We extended the section about adiponectin: “ Adiponectin is an adipokine with anti-inflammatory and insulin-sensitizing properties. Its concentration is typically reduced in OSA and T2DM patients[19,20]. SIRT1 increases the transcription of the adiponectin gene acting via various factors, including: FoxO1, C/EBP alpha and PPAR gamma, therefore reduced SIRT1 activity has been shown to downregulate the expression of adiponectin [21,22]”
A new citation has been added: Rane, S.; He, M.; Sayed, D.; Vashistha, H.; Malhotra, A.; Sadoshima, J.; Vatner, D.E.; Vatner, S.F.; Abdellatif, M. Downregulation of miR-199a Derepresses Hypoxia-Inducible Factor-1α and Sirtuin 1 and Recapitulates Hypoxia Preconditioning in Cardiac Myocytes. Additionally, the paper by Zhou et al. (citations 30 and 31) has been referenced in the text: “Among them, miR-181a and miR-199a were prioritized based on their robust hypoxia sensitivity, strong target prediction scores for SIRT1, and support from previous experimental data [30,31]”, clarifying which experimental data we are talking about.

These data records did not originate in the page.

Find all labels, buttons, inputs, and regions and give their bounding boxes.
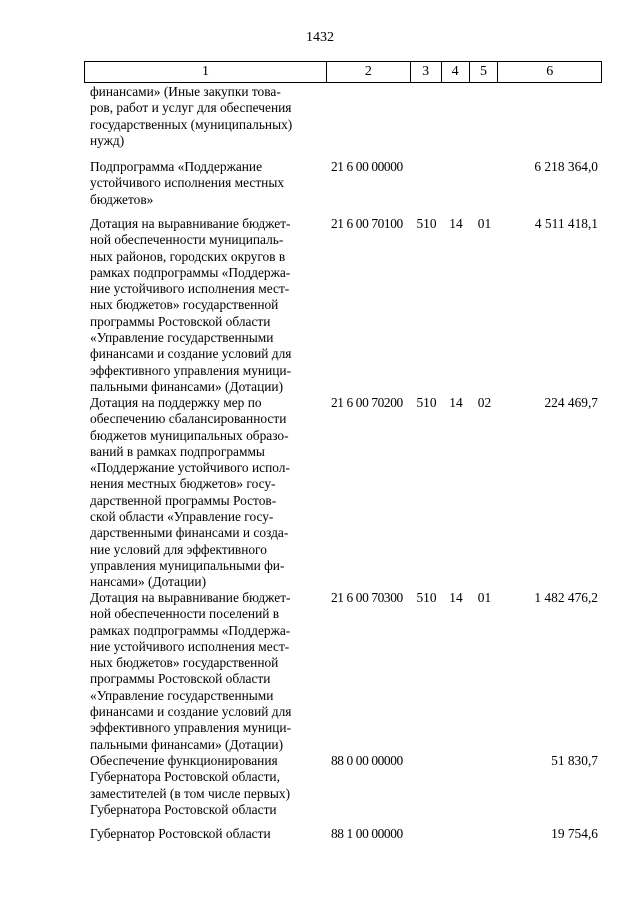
table-row	[84, 826, 602, 850]
row-target-code: 21 6 00 70300	[331, 590, 403, 605]
row-amount: 4 511 418,1	[534, 216, 598, 231]
row-subsection: 02	[477, 395, 492, 410]
row-description: Дотация на поддержку мер по обеспечению сбалансированности бюджетов муниципальных образо- ваний в рамках подпрограммы «Поддержание устойчивого испол- нения местных бюджетов» госу- дарственной программы Ростов- ской области «Управление госу- дарственными финансами и созда- ние условий для эффективного управления муниципальными фи- нансами» (Дотации)	[90, 395, 290, 590]
table-row	[84, 84, 602, 159]
table-row	[84, 159, 602, 216]
row-subsection	[470, 84, 499, 159]
table-body	[84, 84, 602, 850]
row-section	[442, 753, 470, 826]
row-description: Дотация на выравнивание бюджет- ной обеспеченности муниципаль- ных районов, городских округов в рамках подпрограммы «Поддержа- ние устойчивого исполнения мест- ных бюджетов» государственной программы Ростовской области «Управление государственными финансами и создание условий для эффективного управления муници- пальными финансами» (Дотации)	[90, 216, 292, 394]
header-col-3: 3	[411, 62, 442, 82]
row-amount: 6 218 364,0	[534, 159, 598, 174]
row-section: 14	[449, 216, 463, 231]
row-target-code: 88 0 00 00000	[331, 753, 403, 768]
table-row	[84, 590, 602, 753]
row-subsection	[470, 826, 499, 850]
header-col-1: 1	[85, 62, 327, 82]
row-section: 14	[449, 395, 463, 410]
row-target-code: 21 6 00 00000	[331, 159, 403, 174]
row-amount: 19 754,6	[551, 826, 598, 841]
row-expense-type	[411, 826, 442, 850]
row-target-code: 21 6 00 70100	[331, 216, 403, 231]
header-col-2: 2	[327, 62, 411, 82]
header-col-5: 5	[470, 62, 499, 82]
row-expense-type: 510	[416, 395, 437, 410]
row-section	[442, 84, 470, 159]
row-description: Подпрограмма «Поддержание устойчивого исполнения местных бюджетов»	[90, 159, 285, 207]
row-section: 14	[449, 590, 463, 605]
row-target-code: 21 6 00 70200	[331, 395, 403, 410]
row-subsection	[470, 753, 499, 826]
table-row	[84, 216, 602, 395]
header-col-6: 6	[546, 64, 554, 79]
row-amount: 1 482 476,2	[534, 590, 598, 605]
row-description: Обеспечение функционирования Губернатора Ростовской области, заместителей (в том числе первых) Губернатора Ростовской области	[90, 753, 291, 817]
row-expense-type: 510	[416, 590, 437, 605]
header-col-4: 4	[442, 62, 470, 82]
row-description: Губернатор Ростовской области	[90, 826, 271, 841]
row-subsection	[470, 159, 499, 216]
row-expense-type	[411, 159, 442, 216]
table-row	[84, 753, 602, 826]
table-header	[84, 61, 602, 83]
row-amount	[499, 84, 602, 159]
row-target-code	[327, 84, 411, 159]
row-subsection: 01	[477, 590, 492, 605]
page-number: 1432	[306, 30, 334, 45]
row-target-code: 88 1 00 00000	[331, 826, 403, 841]
row-expense-type	[411, 753, 442, 826]
row-amount: 51 830,7	[551, 753, 598, 768]
row-description: финансами» (Иные закупки това- ров, работ и услуг для обеспечения государственных (муниципальных) нужд)	[90, 84, 293, 148]
table-row	[84, 395, 602, 590]
row-subsection: 01	[477, 216, 492, 231]
row-expense-type: 510	[416, 216, 437, 231]
row-amount: 224 469,7	[544, 395, 598, 410]
row-description: Дотация на выравнивание бюджет- ной обеспеченности поселений в рамках подпрограммы «Поддержа- ние устойчивого исполнения мест- ных бюджетов» государственной программы Ростовской области «Управление государственными финансами и создание условий для эффективного управления муници- пальными финансами» (Дотации)	[90, 590, 292, 752]
row-expense-type	[411, 84, 442, 159]
row-section	[442, 826, 470, 850]
row-section	[442, 159, 470, 216]
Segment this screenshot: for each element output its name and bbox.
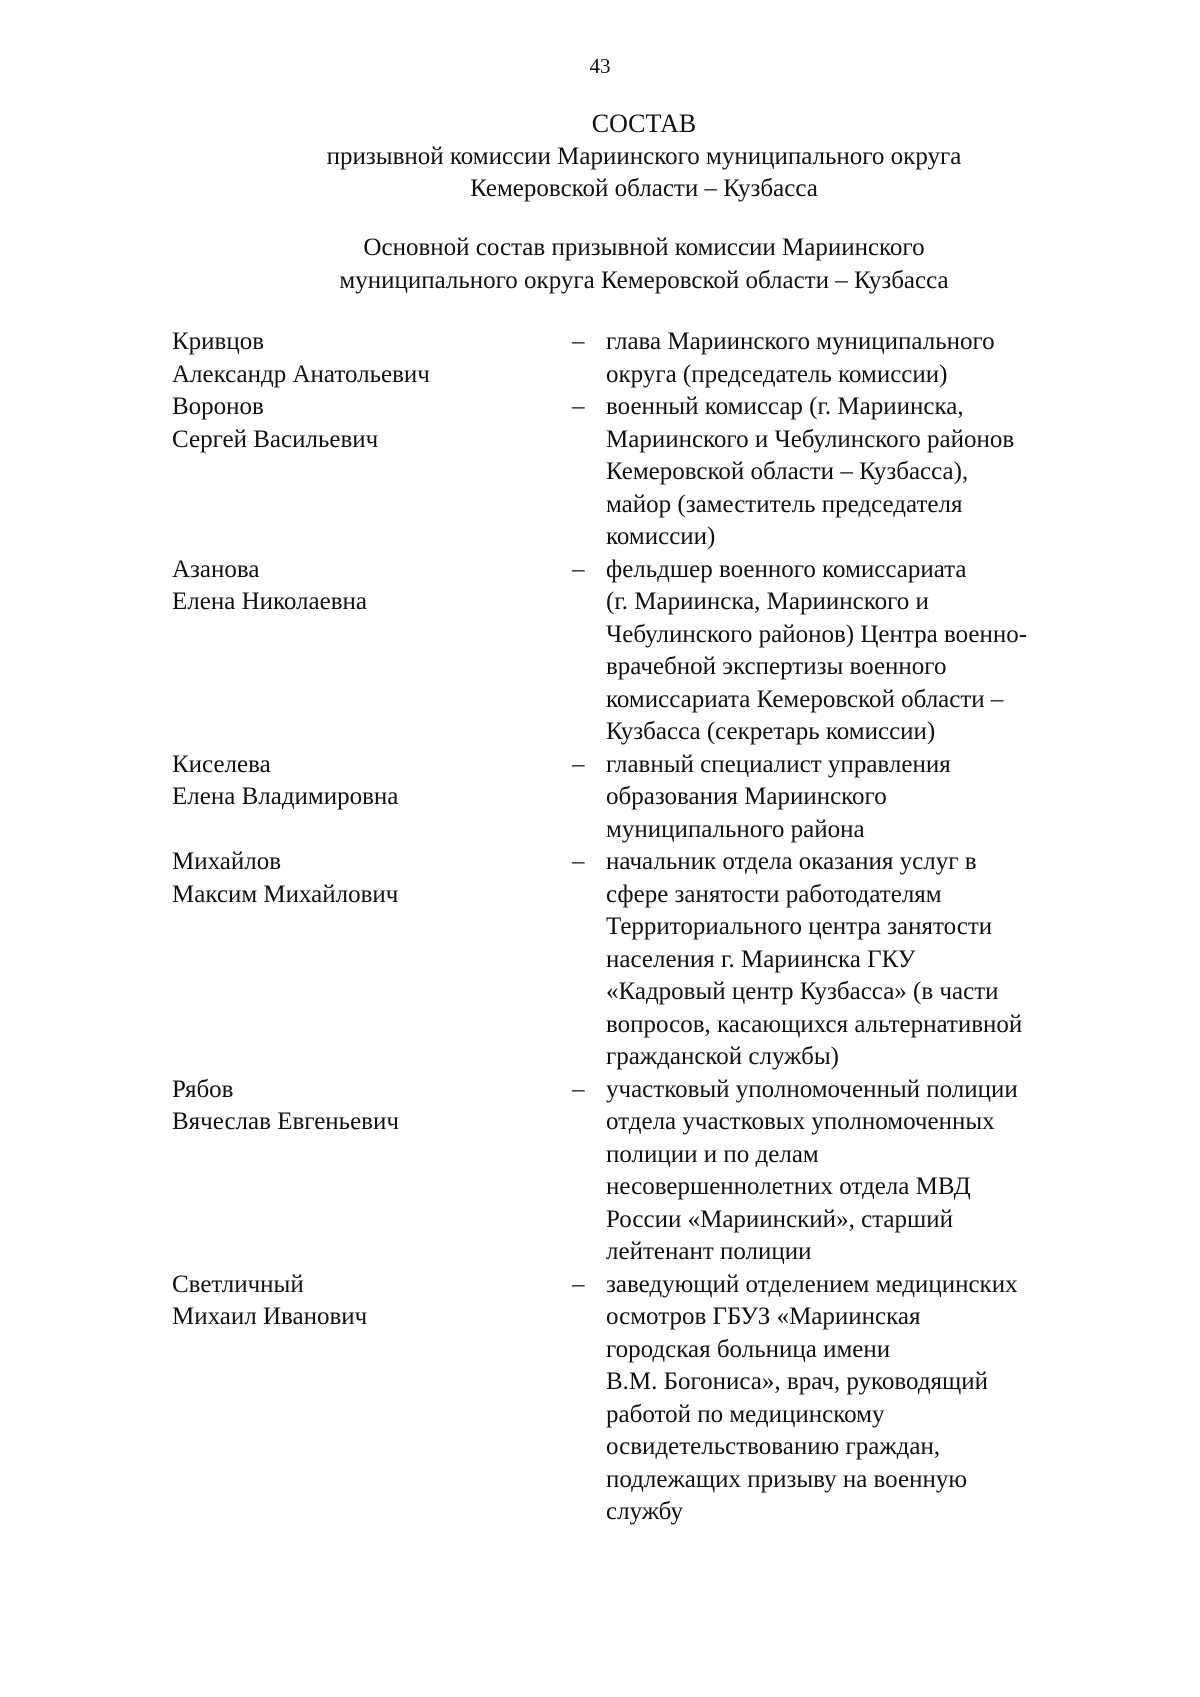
member-entry [172, 846, 1102, 1074]
member-name: Кривцов Александр Анатольевич [172, 328, 430, 388]
subheading-line-2: муниципального округа Кемеровской области – Кузбасса [339, 266, 949, 294]
dash-separator: – [572, 848, 585, 875]
member-name: Светличный Михаил Иванович [172, 1270, 368, 1330]
member-role: фельдшер военного комиссариата (г. Мариинска, Мариинского и Чебулинского районов) Центра военно- врачебной экспертизы военного комиссариата Кемеровской области – Кузбасса (секретарь комиссии) [606, 555, 1028, 745]
member-entry [172, 326, 1102, 391]
document-heading [200, 108, 1088, 206]
dash-separator: – [572, 750, 585, 778]
dash-separator: – [572, 1075, 585, 1103]
section-subheading [200, 232, 1088, 297]
dash-separator: – [572, 555, 585, 583]
member-entry [172, 391, 1102, 554]
heading-line-2: призывной комиссии Мариинского муниципального округа [326, 142, 962, 170]
member-name: Михайлов Максим Михайлович [172, 848, 399, 908]
dash-separator: – [572, 393, 585, 420]
members-list [172, 326, 1102, 1529]
member-role: участковый уполномоченный полиции отдела участковых уполномоченных полиции и по делам несовершеннолетних отдела МВД России «Мариинский», старший лейтенант полиции [606, 1075, 1018, 1265]
member-entry [172, 749, 1102, 847]
member-role: главный специалист управления образования Мариинского муниципального района [606, 750, 951, 843]
member-role: заведующий отделением медицинских осмотров ГБУЗ «Мариинская городская больница имени В.М. Богониса», врач, руководящий работой по медицинскому освидетельствованию граждан, подлежащих призыву на военную службу [606, 1270, 1018, 1525]
heading-line-3: Кемеровской области – Кузбасса [470, 175, 818, 202]
member-name: Азанова Елена Николаевна [172, 555, 367, 615]
member-role: военный комиссар (г. Мариинска, Мариинского и Чебулинского районов Кемеровской области – Кузбасса), майор (заместитель председателя комиссии) [606, 393, 1015, 550]
member-entry [172, 1074, 1102, 1269]
dash-separator: – [572, 1270, 585, 1298]
member-role: глава Мариинского муниципального округа (председатель комиссии) [606, 328, 995, 388]
dash-separator: – [572, 328, 585, 355]
member-role: начальник отдела оказания услуг в сфере занятости работодателям Территориального центра занятости населения г. Мариинска ГКУ «Кадровый центр Кузбасса» (в части вопросов, касающихся альтернативной гражданской службы) [606, 848, 1023, 1070]
page-number: 43 [589, 54, 611, 78]
heading-title: СОСТАВ [591, 109, 697, 138]
member-name: Киселева Елена Владимировна [172, 750, 399, 810]
member-entry [172, 1269, 1102, 1529]
member-entry [172, 554, 1102, 749]
subheading-line-1: Основной состав призывной комиссии Мариинского [363, 234, 925, 261]
member-name: Рябов Вячеслав Евгеньевич [172, 1075, 399, 1135]
member-name: Воронов Сергей Васильевич [172, 393, 379, 453]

The last, but most important, change is an addition of a clear pre-specified hypothesis: “We hypothesized that the intermittent hypoxia characteristic of patients with obstructive sleep apnea (OSA) would alter the expression of miRNA-181a and miRNA-199a, both of which are hypoxia-sensitive and target SIRT1. Such alterations are expected to lead to a reduction in SIRT1 expression and subsequent metabolic disturbances. Moreover, the downregulation of SIRT1 is likely to be associated with decreased adiponectin levels, thereby contributing to further metabolic complications.”

We thank the reviewer for highlighting this gap and believe that these revisions will significantly improve the clarity and scientific foundation of our work. If necessary, we are willing to make any additional changes suggested by the reviewer.

Reviewer 2 Report

Comments and Suggestions for Authors All issues raised have been resolved. There are no further questions.

Author Response

Thank you

Round 3

Reviewer 1 Report

Comments and Suggestions for Authors

The authors have done an excellent job in revising the manuscript.

All my previous concerns have been fully addressed.

The paper is now much stronger and I recommend it for acceptance.